私を今絶望させているのは、もとい、私にとって今非常に興味深いのは「ラルΩグラド」が新たな看板として育っている、という事実である。もしもこのタイミングで世に出た「デスノートの人が描いてるマンガ」でなかったなら、果たしてここまでの人気作たり得ただろうか? ストーリー構成やキャラ立て、台詞回しなどは、甘く評価して「素人並」、歯に衣着せずに言えば「『斬』並」ではないか。
デスノートの人が描いてるマンガだから読んでみよう、台詞がごちゃごちゃしていてよくわかんないけどデスノートだって同じだったよな、ああうまい絵だな、わーい女の裸だ」
という読者が支えているマンガ……というのはもちろん商売としてアリだし、それを事実として認めなければならない。編集部には中々に見事な戦略だった、と賞賛さえしよう。

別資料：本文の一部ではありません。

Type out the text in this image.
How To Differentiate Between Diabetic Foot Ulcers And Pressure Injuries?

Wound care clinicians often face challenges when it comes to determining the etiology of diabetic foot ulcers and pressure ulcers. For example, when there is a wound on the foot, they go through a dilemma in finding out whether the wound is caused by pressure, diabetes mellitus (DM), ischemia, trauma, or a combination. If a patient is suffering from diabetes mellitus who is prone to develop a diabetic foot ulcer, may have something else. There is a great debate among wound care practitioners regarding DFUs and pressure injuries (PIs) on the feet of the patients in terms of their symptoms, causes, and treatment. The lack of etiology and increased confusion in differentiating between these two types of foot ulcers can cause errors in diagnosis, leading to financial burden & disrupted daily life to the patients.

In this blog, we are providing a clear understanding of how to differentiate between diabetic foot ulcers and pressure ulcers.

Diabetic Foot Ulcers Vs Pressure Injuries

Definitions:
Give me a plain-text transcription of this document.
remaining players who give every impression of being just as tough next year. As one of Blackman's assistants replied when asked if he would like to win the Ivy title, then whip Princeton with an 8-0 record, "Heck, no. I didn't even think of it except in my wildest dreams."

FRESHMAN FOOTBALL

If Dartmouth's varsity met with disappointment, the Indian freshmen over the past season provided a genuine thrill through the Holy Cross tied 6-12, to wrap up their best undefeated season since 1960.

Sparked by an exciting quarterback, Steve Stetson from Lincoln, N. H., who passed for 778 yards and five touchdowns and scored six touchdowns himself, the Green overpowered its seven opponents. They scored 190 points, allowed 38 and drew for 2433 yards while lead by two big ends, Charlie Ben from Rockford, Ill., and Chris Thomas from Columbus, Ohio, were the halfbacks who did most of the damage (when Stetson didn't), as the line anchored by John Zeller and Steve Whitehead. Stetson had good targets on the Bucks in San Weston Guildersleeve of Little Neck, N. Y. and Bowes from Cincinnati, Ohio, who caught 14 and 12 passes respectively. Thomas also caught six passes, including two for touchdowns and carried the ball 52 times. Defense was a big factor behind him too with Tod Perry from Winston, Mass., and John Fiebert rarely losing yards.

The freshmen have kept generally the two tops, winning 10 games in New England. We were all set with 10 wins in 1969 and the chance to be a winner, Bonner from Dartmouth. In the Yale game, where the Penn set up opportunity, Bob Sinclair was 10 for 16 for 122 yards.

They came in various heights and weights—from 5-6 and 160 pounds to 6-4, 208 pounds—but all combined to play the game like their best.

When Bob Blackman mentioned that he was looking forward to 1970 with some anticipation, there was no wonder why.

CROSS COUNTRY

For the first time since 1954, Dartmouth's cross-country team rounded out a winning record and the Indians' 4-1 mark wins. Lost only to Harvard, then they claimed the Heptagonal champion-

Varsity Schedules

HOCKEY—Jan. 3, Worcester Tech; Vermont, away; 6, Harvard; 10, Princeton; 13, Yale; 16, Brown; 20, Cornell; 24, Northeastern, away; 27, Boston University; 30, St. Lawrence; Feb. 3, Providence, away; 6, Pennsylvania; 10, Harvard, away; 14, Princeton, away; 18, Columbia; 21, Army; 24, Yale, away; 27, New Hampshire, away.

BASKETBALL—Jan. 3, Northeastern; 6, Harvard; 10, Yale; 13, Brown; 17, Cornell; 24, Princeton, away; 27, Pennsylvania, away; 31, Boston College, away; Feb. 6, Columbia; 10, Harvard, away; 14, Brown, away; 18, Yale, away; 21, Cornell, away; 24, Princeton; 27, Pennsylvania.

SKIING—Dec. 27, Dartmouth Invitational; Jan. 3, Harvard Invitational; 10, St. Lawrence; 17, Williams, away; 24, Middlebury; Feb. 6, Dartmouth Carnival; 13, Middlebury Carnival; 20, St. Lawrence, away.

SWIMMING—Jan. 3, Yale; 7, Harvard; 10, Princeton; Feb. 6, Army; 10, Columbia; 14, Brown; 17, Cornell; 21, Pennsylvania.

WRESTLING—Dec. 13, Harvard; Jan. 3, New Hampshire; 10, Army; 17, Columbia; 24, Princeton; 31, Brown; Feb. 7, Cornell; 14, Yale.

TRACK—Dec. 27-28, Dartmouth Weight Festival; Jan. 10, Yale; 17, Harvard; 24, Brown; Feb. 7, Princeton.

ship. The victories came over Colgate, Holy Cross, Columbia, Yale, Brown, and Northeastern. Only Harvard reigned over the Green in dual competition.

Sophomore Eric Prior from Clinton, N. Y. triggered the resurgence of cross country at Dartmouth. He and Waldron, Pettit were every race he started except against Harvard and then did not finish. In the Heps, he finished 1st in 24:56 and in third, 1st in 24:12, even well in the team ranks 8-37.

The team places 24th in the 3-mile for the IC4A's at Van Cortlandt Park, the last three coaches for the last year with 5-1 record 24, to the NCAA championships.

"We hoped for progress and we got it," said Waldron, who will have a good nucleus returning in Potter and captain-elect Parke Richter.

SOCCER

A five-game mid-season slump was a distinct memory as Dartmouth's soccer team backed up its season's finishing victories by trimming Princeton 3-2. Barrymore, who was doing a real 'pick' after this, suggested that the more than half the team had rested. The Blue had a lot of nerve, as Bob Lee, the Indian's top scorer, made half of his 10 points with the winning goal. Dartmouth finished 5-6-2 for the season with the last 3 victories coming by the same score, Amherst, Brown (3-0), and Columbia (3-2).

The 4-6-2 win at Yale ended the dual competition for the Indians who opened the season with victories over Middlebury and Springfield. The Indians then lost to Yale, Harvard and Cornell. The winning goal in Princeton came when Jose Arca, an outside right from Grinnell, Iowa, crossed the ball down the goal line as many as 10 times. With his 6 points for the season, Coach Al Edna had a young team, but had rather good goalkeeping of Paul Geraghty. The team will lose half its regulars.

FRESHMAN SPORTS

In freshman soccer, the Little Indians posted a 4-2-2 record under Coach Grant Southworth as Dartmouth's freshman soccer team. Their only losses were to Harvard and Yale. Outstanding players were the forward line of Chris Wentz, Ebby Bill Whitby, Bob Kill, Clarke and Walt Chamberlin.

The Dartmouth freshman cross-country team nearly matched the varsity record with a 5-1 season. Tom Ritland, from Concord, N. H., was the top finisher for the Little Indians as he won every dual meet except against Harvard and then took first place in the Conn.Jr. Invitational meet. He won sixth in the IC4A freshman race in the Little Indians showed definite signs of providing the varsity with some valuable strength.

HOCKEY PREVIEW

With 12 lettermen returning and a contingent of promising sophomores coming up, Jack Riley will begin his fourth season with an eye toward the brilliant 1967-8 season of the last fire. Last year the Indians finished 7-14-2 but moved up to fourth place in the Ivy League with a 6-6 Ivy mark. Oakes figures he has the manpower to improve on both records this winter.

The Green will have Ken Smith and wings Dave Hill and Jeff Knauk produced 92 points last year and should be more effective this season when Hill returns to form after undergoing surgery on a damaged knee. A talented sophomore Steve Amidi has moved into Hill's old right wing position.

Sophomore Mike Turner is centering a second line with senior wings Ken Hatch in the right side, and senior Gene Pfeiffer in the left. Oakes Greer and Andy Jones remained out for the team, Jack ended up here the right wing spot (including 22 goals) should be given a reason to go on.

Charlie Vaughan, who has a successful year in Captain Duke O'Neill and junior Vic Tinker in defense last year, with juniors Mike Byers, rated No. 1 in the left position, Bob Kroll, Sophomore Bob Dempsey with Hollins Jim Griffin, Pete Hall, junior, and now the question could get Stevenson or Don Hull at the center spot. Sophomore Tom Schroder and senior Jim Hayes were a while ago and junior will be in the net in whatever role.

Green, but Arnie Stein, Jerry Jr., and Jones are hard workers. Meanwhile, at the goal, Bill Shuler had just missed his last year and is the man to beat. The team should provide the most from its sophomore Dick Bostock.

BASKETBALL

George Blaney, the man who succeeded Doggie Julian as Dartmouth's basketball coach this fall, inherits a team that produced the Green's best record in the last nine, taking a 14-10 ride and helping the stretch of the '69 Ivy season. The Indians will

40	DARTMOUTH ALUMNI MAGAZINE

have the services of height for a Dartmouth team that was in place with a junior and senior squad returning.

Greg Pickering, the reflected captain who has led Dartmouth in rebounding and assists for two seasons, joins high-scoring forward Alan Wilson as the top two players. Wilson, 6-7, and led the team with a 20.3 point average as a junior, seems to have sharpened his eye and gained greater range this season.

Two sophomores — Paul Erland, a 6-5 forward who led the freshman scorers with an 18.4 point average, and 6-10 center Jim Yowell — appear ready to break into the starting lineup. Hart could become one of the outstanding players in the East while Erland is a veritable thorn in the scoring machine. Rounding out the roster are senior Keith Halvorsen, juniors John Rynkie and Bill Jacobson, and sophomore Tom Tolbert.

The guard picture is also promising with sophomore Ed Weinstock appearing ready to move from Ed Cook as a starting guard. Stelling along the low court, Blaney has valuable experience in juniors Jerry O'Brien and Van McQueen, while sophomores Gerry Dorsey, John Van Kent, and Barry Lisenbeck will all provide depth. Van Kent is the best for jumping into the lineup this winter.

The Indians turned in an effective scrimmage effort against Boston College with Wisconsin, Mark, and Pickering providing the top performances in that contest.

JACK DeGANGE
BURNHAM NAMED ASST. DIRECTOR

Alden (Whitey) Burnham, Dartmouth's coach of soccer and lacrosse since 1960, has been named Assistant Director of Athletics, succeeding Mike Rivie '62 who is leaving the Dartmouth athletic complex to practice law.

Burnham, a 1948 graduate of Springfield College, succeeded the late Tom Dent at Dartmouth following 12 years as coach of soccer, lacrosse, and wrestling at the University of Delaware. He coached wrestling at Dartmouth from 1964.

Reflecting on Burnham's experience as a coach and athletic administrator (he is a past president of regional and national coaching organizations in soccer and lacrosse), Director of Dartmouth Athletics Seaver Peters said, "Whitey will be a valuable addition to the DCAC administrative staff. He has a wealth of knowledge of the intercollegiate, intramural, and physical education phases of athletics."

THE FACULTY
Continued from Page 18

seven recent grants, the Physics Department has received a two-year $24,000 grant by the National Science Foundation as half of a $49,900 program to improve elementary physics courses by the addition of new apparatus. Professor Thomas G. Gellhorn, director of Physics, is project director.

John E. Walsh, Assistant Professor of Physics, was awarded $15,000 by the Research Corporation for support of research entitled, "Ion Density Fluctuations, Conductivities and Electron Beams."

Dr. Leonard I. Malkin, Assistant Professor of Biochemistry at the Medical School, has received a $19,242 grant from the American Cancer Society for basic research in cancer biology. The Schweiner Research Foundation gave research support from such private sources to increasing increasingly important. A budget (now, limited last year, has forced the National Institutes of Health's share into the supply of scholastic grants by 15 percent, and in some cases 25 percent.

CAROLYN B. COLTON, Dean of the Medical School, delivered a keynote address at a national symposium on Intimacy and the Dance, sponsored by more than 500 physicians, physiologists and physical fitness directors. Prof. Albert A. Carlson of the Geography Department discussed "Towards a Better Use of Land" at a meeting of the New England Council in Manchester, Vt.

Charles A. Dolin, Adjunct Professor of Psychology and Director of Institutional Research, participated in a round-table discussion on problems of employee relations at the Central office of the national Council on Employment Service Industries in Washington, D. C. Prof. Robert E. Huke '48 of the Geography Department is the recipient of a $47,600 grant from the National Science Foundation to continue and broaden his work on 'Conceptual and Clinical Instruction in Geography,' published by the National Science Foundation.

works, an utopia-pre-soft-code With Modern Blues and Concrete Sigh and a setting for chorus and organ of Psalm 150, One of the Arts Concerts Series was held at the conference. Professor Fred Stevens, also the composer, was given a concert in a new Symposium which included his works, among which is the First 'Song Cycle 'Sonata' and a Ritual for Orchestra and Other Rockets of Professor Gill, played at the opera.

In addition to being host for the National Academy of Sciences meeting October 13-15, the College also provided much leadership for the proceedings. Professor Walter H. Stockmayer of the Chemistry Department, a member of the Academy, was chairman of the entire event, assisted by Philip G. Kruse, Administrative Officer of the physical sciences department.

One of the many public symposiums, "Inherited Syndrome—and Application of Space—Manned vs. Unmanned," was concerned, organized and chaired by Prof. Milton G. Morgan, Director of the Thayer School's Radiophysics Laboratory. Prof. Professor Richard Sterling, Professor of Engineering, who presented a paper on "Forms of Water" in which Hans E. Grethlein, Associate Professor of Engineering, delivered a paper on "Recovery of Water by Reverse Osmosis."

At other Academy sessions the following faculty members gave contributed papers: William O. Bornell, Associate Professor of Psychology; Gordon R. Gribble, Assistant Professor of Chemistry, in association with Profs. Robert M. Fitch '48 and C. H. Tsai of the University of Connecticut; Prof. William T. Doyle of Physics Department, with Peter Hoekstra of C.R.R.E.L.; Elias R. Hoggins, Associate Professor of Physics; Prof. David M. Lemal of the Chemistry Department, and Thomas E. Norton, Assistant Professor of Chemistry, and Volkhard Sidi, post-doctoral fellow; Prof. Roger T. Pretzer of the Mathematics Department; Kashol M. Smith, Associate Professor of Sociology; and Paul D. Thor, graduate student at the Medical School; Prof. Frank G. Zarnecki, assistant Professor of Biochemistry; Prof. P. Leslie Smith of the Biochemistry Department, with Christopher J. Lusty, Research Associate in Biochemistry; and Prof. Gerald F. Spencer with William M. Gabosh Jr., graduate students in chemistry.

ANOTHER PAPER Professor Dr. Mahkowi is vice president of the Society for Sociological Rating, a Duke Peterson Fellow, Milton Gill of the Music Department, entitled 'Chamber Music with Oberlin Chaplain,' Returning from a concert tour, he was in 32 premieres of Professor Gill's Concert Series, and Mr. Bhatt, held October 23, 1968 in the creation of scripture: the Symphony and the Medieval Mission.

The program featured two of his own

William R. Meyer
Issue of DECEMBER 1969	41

「消費者は実のところ商品のトータルなクオリティを問題としていない」。このテーゼの実例として学ぶべき点は多い。
 
P2!―let’s Play Pingpong!―
後からきた2作品を踏み台にしてなんとか延命。「テニスの王子様」人気がとうにピークを過ぎたところで、その後継に育てたいという編集部の目論見もあるのだろうか。お色気担当の乙女は退場して久しく(男性読者獲得戦略からの転換)、華の無い主人公のヒロムは解説者ポジションに落ち着いて(正統派成長物語からの転換)、極端な個性をもった見目麗しい男子中学生同士が複雑な感情を絡ませて戦うスポーツものになった(腐女子向けへの重点化)という印象を受ける。とりあえず単行本も買うつもりだけどね。
 
重機人間ユンボル
おそらく次回で終了。今の武井宏之は「一番湯のカナタ」が打ち切られた頃の椎名高志みたいだと思う。
掲載誌のカラーから外していない基本路線、かつての長期連載の中で既に完成された絵、毎回必ず強烈なヒキで終わるが、全体の流れで見ると緩急のバランスが取れているストーリー構成、随所に散りばめられたクスグリ、背後に大きく広がるしっかりとした仕立ての世界観……。
「これが打ち切られたら次にナニ描いたらいいの!?」
てなこと作者は思っていそうだが(一読者として私はそう思う)、それでも打ち切られるのが少年誌の恐ろしさ。私はこの先ジャンプには期待しないが武井宏之には期待しているので、適当に充電したらまたどこかで新作を読ませて欲しいものだ。
 
神力契約者M&Y」
打ち切り終了。まぁ大概の新人が初連載で受ける洗礼だし、内容的にいっても決して不当とは思わない。しかしそれにしたって、単純に話数でいったらポルタ・ツギハギ・斬以下の扱いだというのは、いささか理不尽に過ぎる。しかも代わりがプルソウルの人ってなぁ。

コロコロコミック』卒業後に読む雑誌を求めているリア厨視点には、重機人間とか神力契約者とかはガキっぽく見えるんだろうな、とは思う。大人の視点だと、どれもこれも同程度に子供向けに見えてしまうが、そこらへんの機微を見極められないと成功しないのだろう。